You almost had me at Hello
Within 30 minutes of stepping inside downtown Santa Fe, this is what happened:
“I love the color of your legs. You’re almost the same color as me,” a man shouted from several feet away. “Come here. Let’s compare.”
“I don’t know,” I said, eyeing his dark brown skin. “I think you’ve got me beat.”
But he was insistent that we were the same color and he walked right up to me and pressed his hip next to mine so that our skin was touching and I laughed, because I looked positively jaundiced next to him but he was still impressed.

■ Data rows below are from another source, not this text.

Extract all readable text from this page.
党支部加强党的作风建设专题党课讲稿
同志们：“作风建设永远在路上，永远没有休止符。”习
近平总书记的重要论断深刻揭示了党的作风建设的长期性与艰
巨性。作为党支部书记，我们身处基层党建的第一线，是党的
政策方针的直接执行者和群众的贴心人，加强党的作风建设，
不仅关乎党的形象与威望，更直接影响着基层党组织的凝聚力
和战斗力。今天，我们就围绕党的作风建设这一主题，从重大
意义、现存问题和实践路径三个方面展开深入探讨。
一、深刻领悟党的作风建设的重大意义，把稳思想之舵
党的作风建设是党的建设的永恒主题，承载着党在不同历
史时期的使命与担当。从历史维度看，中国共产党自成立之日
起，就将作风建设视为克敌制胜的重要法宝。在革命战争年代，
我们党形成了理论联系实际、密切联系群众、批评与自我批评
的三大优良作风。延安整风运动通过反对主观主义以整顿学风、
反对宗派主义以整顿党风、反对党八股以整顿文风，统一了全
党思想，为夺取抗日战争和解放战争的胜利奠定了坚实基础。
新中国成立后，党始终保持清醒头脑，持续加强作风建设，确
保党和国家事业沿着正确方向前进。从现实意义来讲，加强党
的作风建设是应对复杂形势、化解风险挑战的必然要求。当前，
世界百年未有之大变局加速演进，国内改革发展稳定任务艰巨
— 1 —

“How’d you do it?” he asked.
“Mexico.”
Wandering around the next bend, a man who looked like he could have been an extra in the movie Heidi, or maybe Indiana Jones, was walking towards me with a rather large dog, and so I did what I always do in such a situation: moved to the side, allowing the other person to pass me with a wide berth, so as not to allow Rennie to cause any problems.

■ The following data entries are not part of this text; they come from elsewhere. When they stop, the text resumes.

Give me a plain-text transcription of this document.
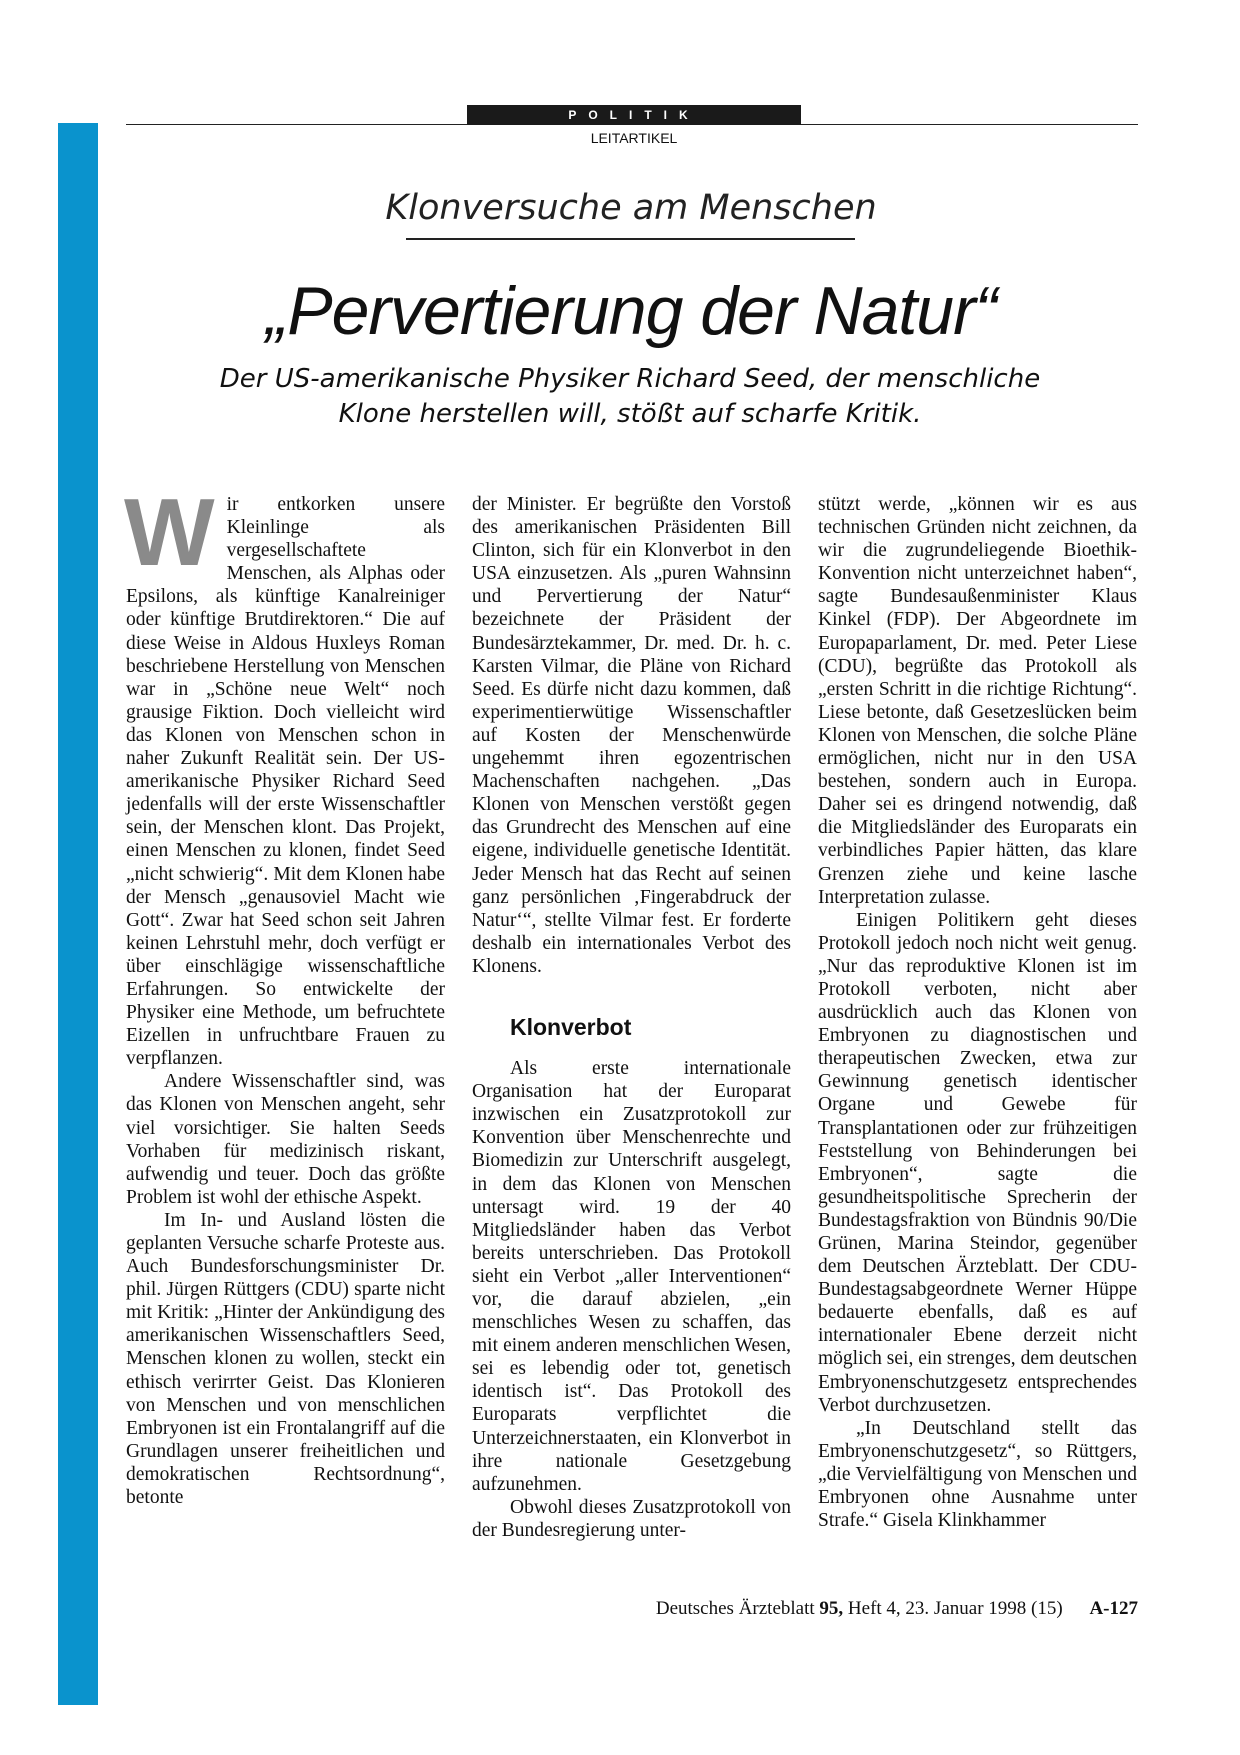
POLITIK
LEITARTIKEL
Klonversuche am Menschen
„Pervertierung der Natur“
Der US-amerikanische Physiker Richard Seed, der menschliche Klone herstellen will, stößt auf scharfe Kritik.

Wir entkorken unsere Kleinlinge als vergesellschaftete Menschen, als Alphas oder Epsilons, als künftige Kanalreiniger oder künftige Brutdirektoren.“ Die auf diese Weise in Aldous Huxleys Roman beschriebene Herstellung von Menschen war in „Schöne neue Welt“ noch grausige Fiktion. Doch vielleicht wird das Klonen von Menschen schon in naher Zukunft Realität sein. Der US-amerikanische Physiker Richard Seed jedenfalls will der erste Wissenschaftler sein, der Menschen klont. Das Projekt, einen Menschen zu klonen, findet Seed „nicht schwierig“. Mit dem Klonen habe der Mensch „genausoviel Macht wie Gott“. Zwar hat Seed schon seit Jahren keinen Lehrstuhl mehr, doch verfügt er über einschlägige wissenschaftliche Erfahrungen. So entwickelte der Physiker eine Methode, um befruchtete Eizellen in unfruchtbare Frauen zu verpflanzen.

Andere Wissenschaftler sind, was das Klonen von Menschen angeht, sehr viel vorsichtiger. Sie halten Seeds Vorhaben für medizinisch riskant, aufwendig und teuer. Doch das größte Problem ist wohl der ethische Aspekt.

Im In- und Ausland lösten die geplanten Versuche scharfe Proteste aus. Auch Bundesforschungsminister Dr. phil. Jürgen Rüttgers (CDU) sparte nicht mit Kritik: „Hinter der Ankündigung des amerikanischen Wissenschaftlers Seed, Menschen klonen zu wollen, steckt ein ethisch verirrter Geist. Das Klonieren von Menschen und von menschlichen Embryonen ist ein Frontalangriff auf die Grundlagen unserer freiheitlichen und demokratischen Rechtsordnung“, betonte

der Minister. Er begrüßte den Vorstoß des amerikanischen Präsidenten Bill Clinton, sich für ein Klonverbot in den USA einzusetzen. Als „puren Wahnsinn und Pervertierung der Natur“ bezeichnete der Präsident der Bundesärztekammer, Dr. med. Dr. h. c. Karsten Vilmar, die Pläne von Richard Seed. Es dürfe nicht dazu kommen, daß experimentierwütige Wissenschaftler auf Kosten der Menschenwürde ungehemmt ihren egozentrischen Machenschaften nachgehen. „Das Klonen von Menschen verstößt gegen das Grundrecht des Menschen auf eine eigene, individuelle genetische Identität. Jeder Mensch hat das Recht auf seinen ganz persönlichen ‚Fingerabdruck der Natur‘“, stellte Vilmar fest. Er forderte deshalb ein internationales Verbot des Klonens.

Klonverbot

Als erste internationale Organisation hat der Europarat inzwischen ein Zusatzprotokoll zur Konvention über Menschenrechte und Biomedizin zur Unterschrift ausgelegt, in dem das Klonen von Menschen untersagt wird. 19 der 40 Mitgliedsländer haben das Verbot bereits unterschrieben. Das Protokoll sieht ein Verbot „aller Interventionen“ vor, die darauf abzielen, „ein menschliches Wesen zu schaffen, das mit einem anderen menschlichen Wesen, sei es lebendig oder tot, genetisch identisch ist“. Das Protokoll des Europarats verpflichtet die Unterzeichnerstaaten, ein Klonverbot in ihre nationale Gesetzgebung aufzunehmen.

Obwohl dieses Zusatzprotokoll von der Bundesregierung unter-

stützt werde, „können wir es aus technischen Gründen nicht zeichnen, da wir die zugrundeliegende Bioethik-Konvention nicht unterzeichnet haben“, sagte Bundesaußenminister Klaus Kinkel (FDP). Der Abgeordnete im Europaparlament, Dr. med. Peter Liese (CDU), begrüßte das Protokoll als „ersten Schritt in die richtige Richtung“. Liese betonte, daß Gesetzeslücken beim Klonen von Menschen, die solche Pläne ermöglichen, nicht nur in den USA bestehen, sondern auch in Europa. Daher sei es dringend notwendig, daß die Mitgliedsländer des Europarats ein verbindliches Papier hätten, das klare Grenzen ziehe und keine lasche Interpretation zulasse.

Einigen Politikern geht dieses Protokoll jedoch noch nicht weit genug. „Nur das reproduktive Klonen ist im Protokoll verboten, nicht aber ausdrücklich auch das Klonen von Embryonen zu diagnostischen und therapeutischen Zwecken, etwa zur Gewinnung genetisch identischer Organe und Gewebe für Transplantationen oder zur frühzeitigen Feststellung von Behinderungen bei Embryonen“, sagte die gesundheitspolitische Sprecherin der Bundestagsfraktion von Bündnis 90/Die Grünen, Marina Steindor, gegenüber dem Deutschen Ärzteblatt. Der CDU-Bundestagsabgeordnete Werner Hüppe bedauerte ebenfalls, daß es auf internationaler Ebene derzeit nicht möglich sei, ein strenges, dem deutschen Embryonenschutzgesetz entsprechendes Verbot durchzusetzen.

„In Deutschland stellt das Embryonenschutzgesetz“, so Rüttgers, „die Vervielfältigung von Menschen und Embryonen ohne Ausnahme unter Strafe.“ Gisela Klinkhammer

Deutsches Ärzteblatt 95, Heft 4, 23. Januar 1998 (15) A-127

“Oh, thank you. I was going to do that,” the man said as he got closer. “Six years ago, this one—”
But then I could not hear what he said regarding his dog, because both dogs started snarling at each other.

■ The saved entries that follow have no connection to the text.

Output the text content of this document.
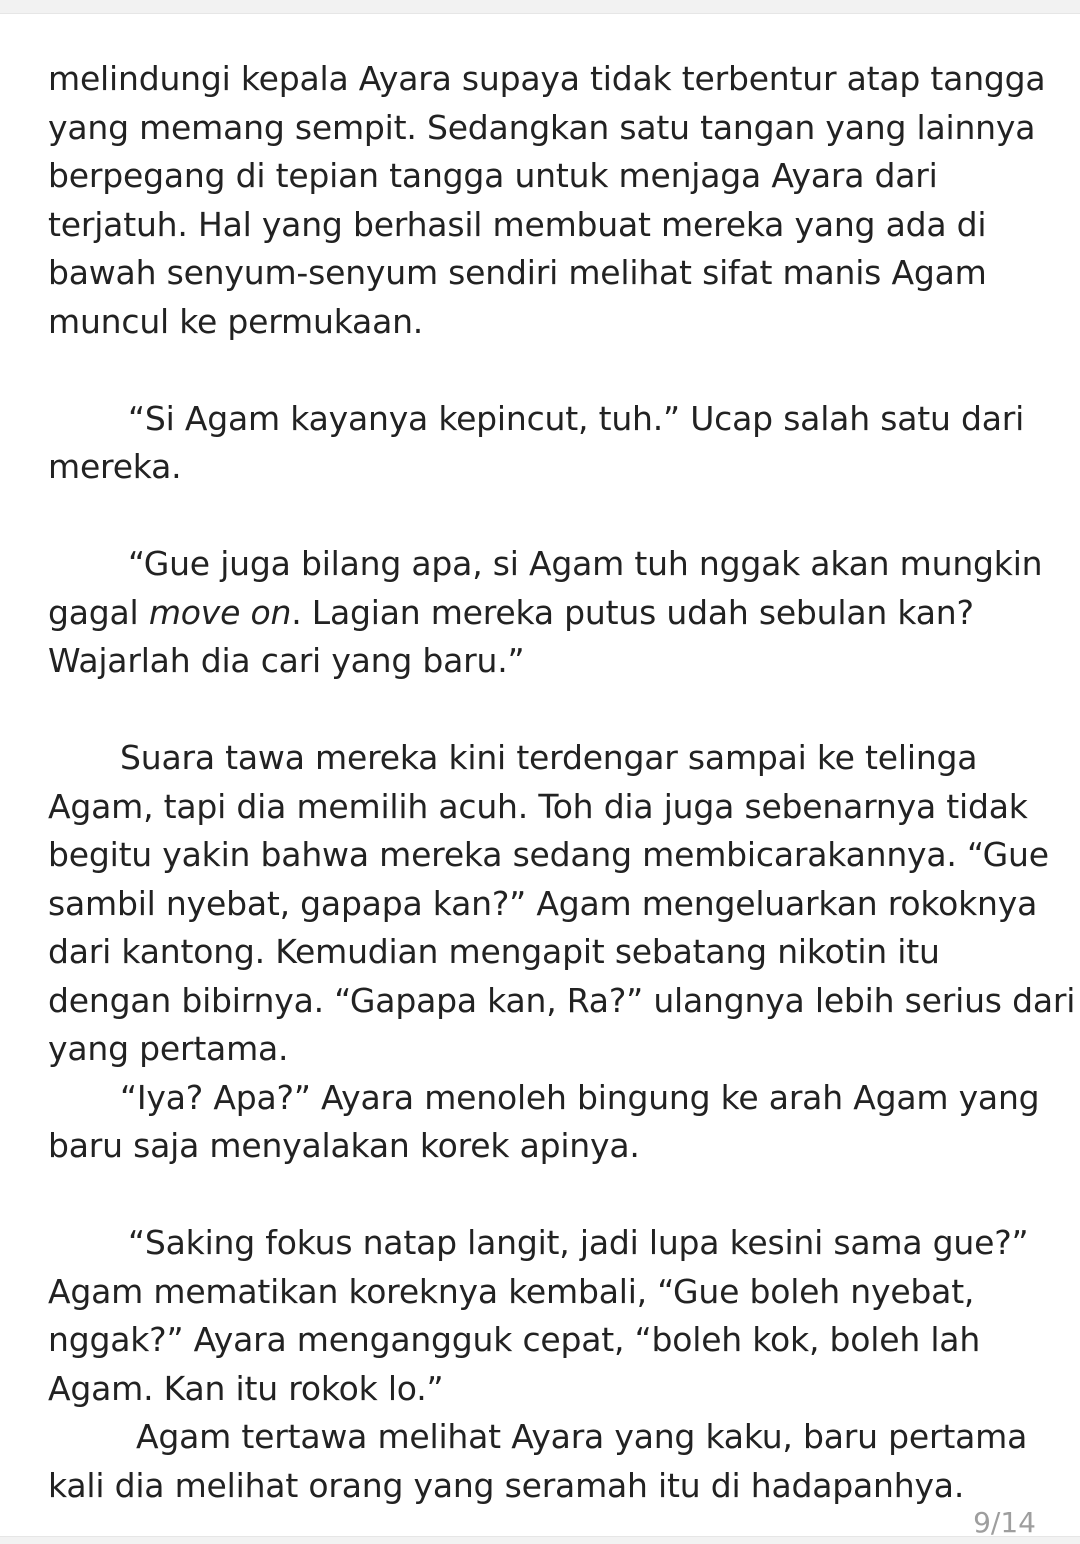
melindungi kepala Ayara supaya tidak terbentur atap tangga
yang memang sempit. Sedangkan satu tangan yang lainnya
berpegang di tepian tangga untuk menjaga Ayara dari
terjatuh. Hal yang berhasil membuat mereka yang ada di
bawah senyum-senyum sendiri melihat sifat manis Agam
muncul ke permukaan.
“Si Agam kayanya kepincut, tuh.” Ucap salah satu dari
mereka.
“Gue juga bilang apa, si Agam tuh nggak akan mungkin
gagal move on. Lagian mereka putus udah sebulan kan?
Wajarlah dia cari yang baru.”
Suara tawa mereka kini terdengar sampai ke telinga
Agam, tapi dia memilih acuh. Toh dia juga sebenarnya tidak
begitu yakin bahwa mereka sedang membicarakannya. “Gue
sambil nyebat, gapapa kan?” Agam mengeluarkan rokoknya
dari kantong. Kemudian mengapit sebatang nikotin itu
dengan bibirnya. “Gapapa kan, Ra?” ulangnya lebih serius dari
yang pertama.
“Iya? Apa?” Ayara menoleh bingung ke arah Agam yang
baru saja menyalakan korek apinya.
“Saking fokus natap langit, jadi lupa kesini sama gue?”
Agam mematikan koreknya kembali, “Gue boleh nyebat,
nggak?” Ayara mengangguk cepat, “boleh kok, boleh lah
Agam. Kan itu rokok lo.”
Agam tertawa melihat Ayara yang kaku, baru pertama
kali dia melihat orang yang seramah itu di hadapanhya.
9/14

“He what?” I asked, turning back to the man, who had by now passed me.
“Treed. A. Bear.”
“Oh,” I said, and started laughing as I carried on down the street.
And then, not 10 steps later, a man sitting to the left with two pit bulls started admiring Rennie and he called him a girl, which I said happened all the time, because he is such a delicate young man, which is likely because he was only four months old when he got neutered, to which this guy responded that it was a shame he had been neutered, to which I responded that it was before I had adopted him but that I would have done the same, because you know, that’s what you do. But this guy said that it’s what lazy people do, because the alternative is to keep the dogs apart during certain times in their, er, reproductive phases. And I was just sort of quiet to that one, because it all sounded so New Age and outside anything that I wanted to know at that very moment. And then he almost convinced me to stick around Santa Fe for a second night, because the next night was when some of the galleries were open late for First Friday and the Georgia O’Keefe museum was free but then I kept walking, looking for dinner, and by the next morning, I had decided to keep moving, because the thing about traveling with a dog and staying at campsites during the heat of summer is that it’s hard to be a tourist. You have to do things during the day that are inclusive of your buddy, since you cannot leave him in the hot car, and I was pretty sure that I did not want to just wander the streets of Santa Fe all day, window shopping and sitting in shady spots, because Rennie is also rather intolerant of the heat, so even hiking somewhere in the area was out of the question. Basically, anything that did not involve air conditioning was out of the question.
But I liked the city. It had good vibes. It felt like a big small town, like the kind of place where you could just roll in one night, decided to settle down, get a random job at a random cafe, start making connections and find yourself still there, 10 years later. I had the feeling that if I did stick around, I would meet a lot of people and I would laugh a lot more than I already had in half an hour and that I might even stop getting my pets fixed, so I kept moving but not before having a lovely plate of mezze in a quiet courtyard on a side street that no one else seemed to know existed, and then waking up the next morning to take Rennie across the empty, four-lane highway in the early light of dawn, watching the sunrise over the mountains behind the city, which was nestled into the hills just like Easter eggs in a basket.





I so wish you had a photo of that man pressing your legs together.
I do, too. It occurred to me moments after it had happened and I was already around the next block. I sort of kicked myself about it, no pun intended.
Ditto on that one. Thank you THANK YOU for the photo of the mezze, because I had not the slightest idea what that might be. It looks like a Greek-Mexican-Southern U.S.
mixture, which it might very well be, based on the name, right? Stuffed grape leaves, some kind of colorful chopped peppers (with Feta?), and grits topped with an olive.
It’s a sure bet that if you were to hang around Santa Fe for long that you would not be lacking in male companionship.
More great photos of adobe this time, and deserted streets.
Grits? No. That was hummus. Everything on the plate was Mediterranean, actually. I think one of the owners was from somewhere over there.